Field Notes: Coaster Comeback?
Biologists are cautiously optimistic about signs that Lake Superior's coaster brook trout are slowly recovering after years of low population due to sportfishing and habitat loss. Coasters, which can commonly weigh 6 pounds, spawn in Superior's tributaries and reside in the big lake.
A 2002 population survey turned up larger coasters in several streams than did a similar survey in 1997, suggesting the fish are surviving longer. In addition, creel clerks, who survey steelhead anglers fishing Superior each spring, say the anglers report catching more coasters each year.
"It's not knock-you-over encouraging," said Don Schreiner, DNR Lake Superior fisheries supervisor, Duluth, "but taken as a whole, I think there's reason to be optimistic about the possibility of a limited self-sustaining population of coasters on the North Shore."
Notoriously aggressive and vulnerable to overfishing, coaster brook trout began to disappear almost immediately after anglers discovered concentrations of the fish 140 years ago in tributaries along the North Shore as well as in Michigan, Wisconsin, and Ontario.
Logging contributed to population decline. It cleared streambanks of shade-giving conifers, causing erosion and warmer water and thus hindering spawning.
By 1900 government, private, and tribal groups had initiated restoration programs that consisted largely of stocking hatchery-raised brook trout. While stocked brook trout have provided angling opportunities, they typically don't survive well in Lake Superior, where they become prey for numerous species of fish, says Schreiner.
In the past decade, biologists learned more about restoring the lake's native populations of coaster brook trout as well as walleye and lake sturgeon.

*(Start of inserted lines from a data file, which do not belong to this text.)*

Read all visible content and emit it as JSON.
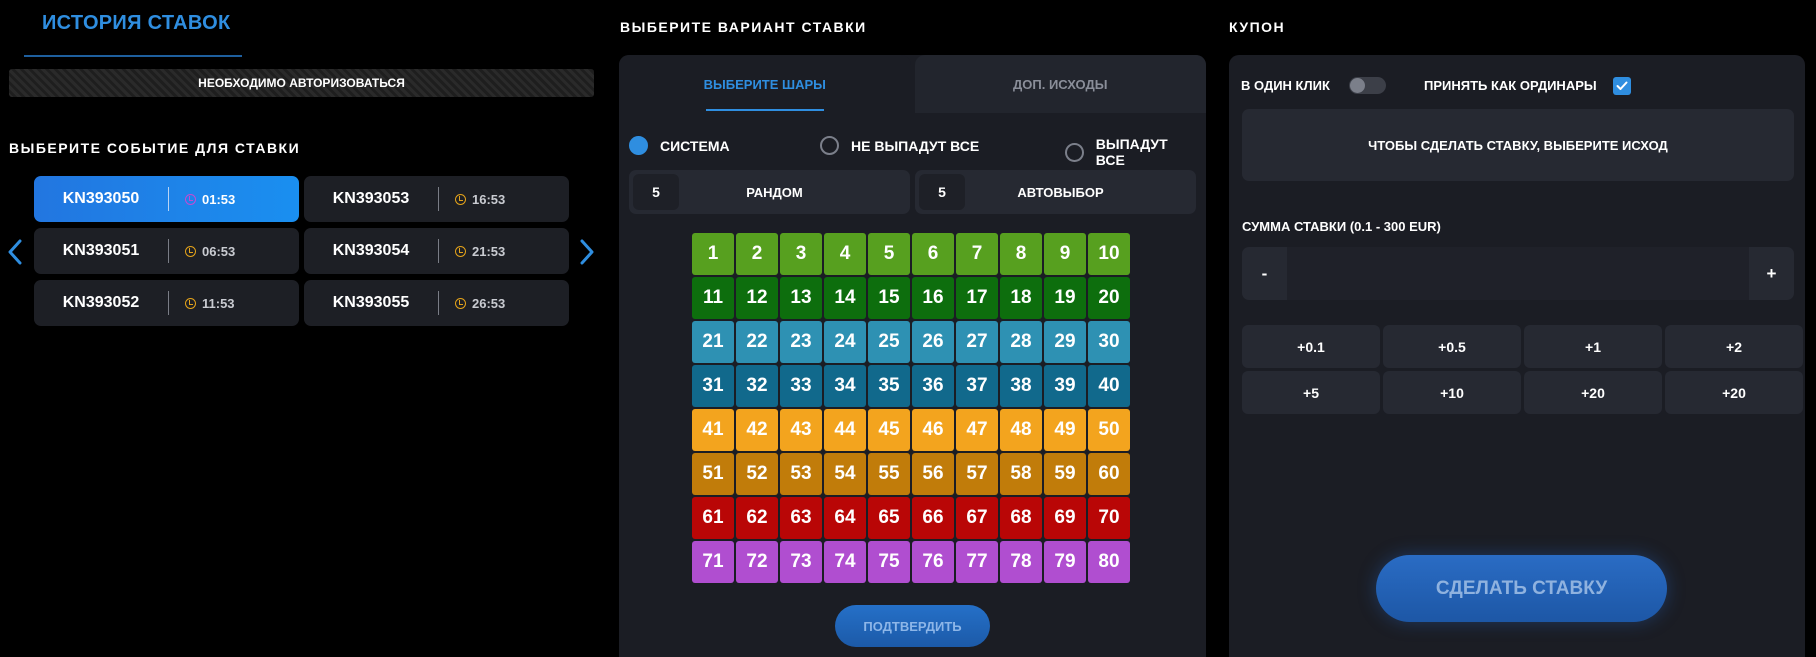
{
  "history": {
    "title": "ИСТОРИЯ СТАВОК",
    "auth_notice": "НЕОБХОДИМО АВТОРИЗОВАТЬСЯ"
  },
  "events": {
    "title": "ВЫБЕРИТЕ СОБЫТИЕ ДЛЯ СТАВКИ",
    "items": [
      {
        "id": "KN393050",
        "time": "01:53",
        "active": true
      },
      {
        "id": "KN393053",
        "time": "16:53",
        "active": false
      },
      {
        "id": "KN393051",
        "time": "06:53",
        "active": false
      },
      {
        "id": "KN393054",
        "time": "21:53",
        "active": false
      },
      {
        "id": "KN393052",
        "time": "11:53",
        "active": false
      },
      {
        "id": "KN393055",
        "time": "26:53",
        "active": false
      }
    ]
  },
  "bet": {
    "title": "ВЫБЕРИТЕ ВАРИАНТ СТАВКИ",
    "tabs": [
      "ВЫБЕРИТЕ ШАРЫ",
      "ДОП. ИСХОДЫ"
    ],
    "radios": [
      "СИСТЕМА",
      "НЕ ВЫПАДУТ ВСЕ",
      "ВЫПАДУТ ВСЕ"
    ],
    "random": {
      "count": "5",
      "label": "РАНДОМ"
    },
    "autoselect": {
      "count": "5",
      "label": "АВТОВЫБОР"
    },
    "row_colors": [
      "#57a01f",
      "#0d6e0d",
      "#2e91b3",
      "#11698c",
      "#f3a41e",
      "#c17c0a",
      "#b90606",
      "#b04ed0"
    ],
    "confirm": "ПОДТВЕРДИТЬ"
  },
  "coupon": {
    "title": "КУПОН",
    "one_click": "В ОДИН КЛИК",
    "accept_singles": "ПРИНЯТЬ КАК ОРДИНАРЫ",
    "message": "ЧТОБЫ СДЕЛАТЬ СТАВКУ, ВЫБЕРИТЕ ИСХОД",
    "sum_label": "СУММА СТАВКИ (0.1 - 300 EUR)",
    "minus": "-",
    "plus": "+",
    "quick": [
      "+0.1",
      "+0.5",
      "+1",
      "+2",
      "+5",
      "+10",
      "+20",
      "+20"
    ],
    "make_bet": "СДЕЛАТЬ СТАВКУ"
  },
  "icons": {
    "clock": "clock-icon",
    "arrows": [
      "chevron-left-icon",
      "chevron-right-icon"
    ],
    "check": "check-icon"
  }
}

The studies have been completed in the past three years by the Ontario Ministry of Natural Resources and the U.S. Geological Survey Great Lakes Science Center, in partnership with state agencies, including the Minnesota DNR.
Based on the studies, biologists think coaster brook trout are genetically similar to brook trout that reside entirely in Lake Superior streams. "It appears that coasters are an ecological variant-they are brook trout that found their way into the lake, where there was more food and more habitat," Schreiner said. "Like goldfish [which grow in proportion to the size of their bowl], coasters grow larger in Lake Superior than they do in tributaries."
In 2000 the DNR posted special regulation signs along some tributaries with coasters. Regulations in place since 1997 limit anglers to one brook trout 20 inches or longer from below barrier waterfalls in tributaries.
"A lot of the people who fish the tributaries below the boundaries are tourists and may not have been aware of the regulations," Schreiner said. "We hope that posting the regulations on the streams helped increase compliance."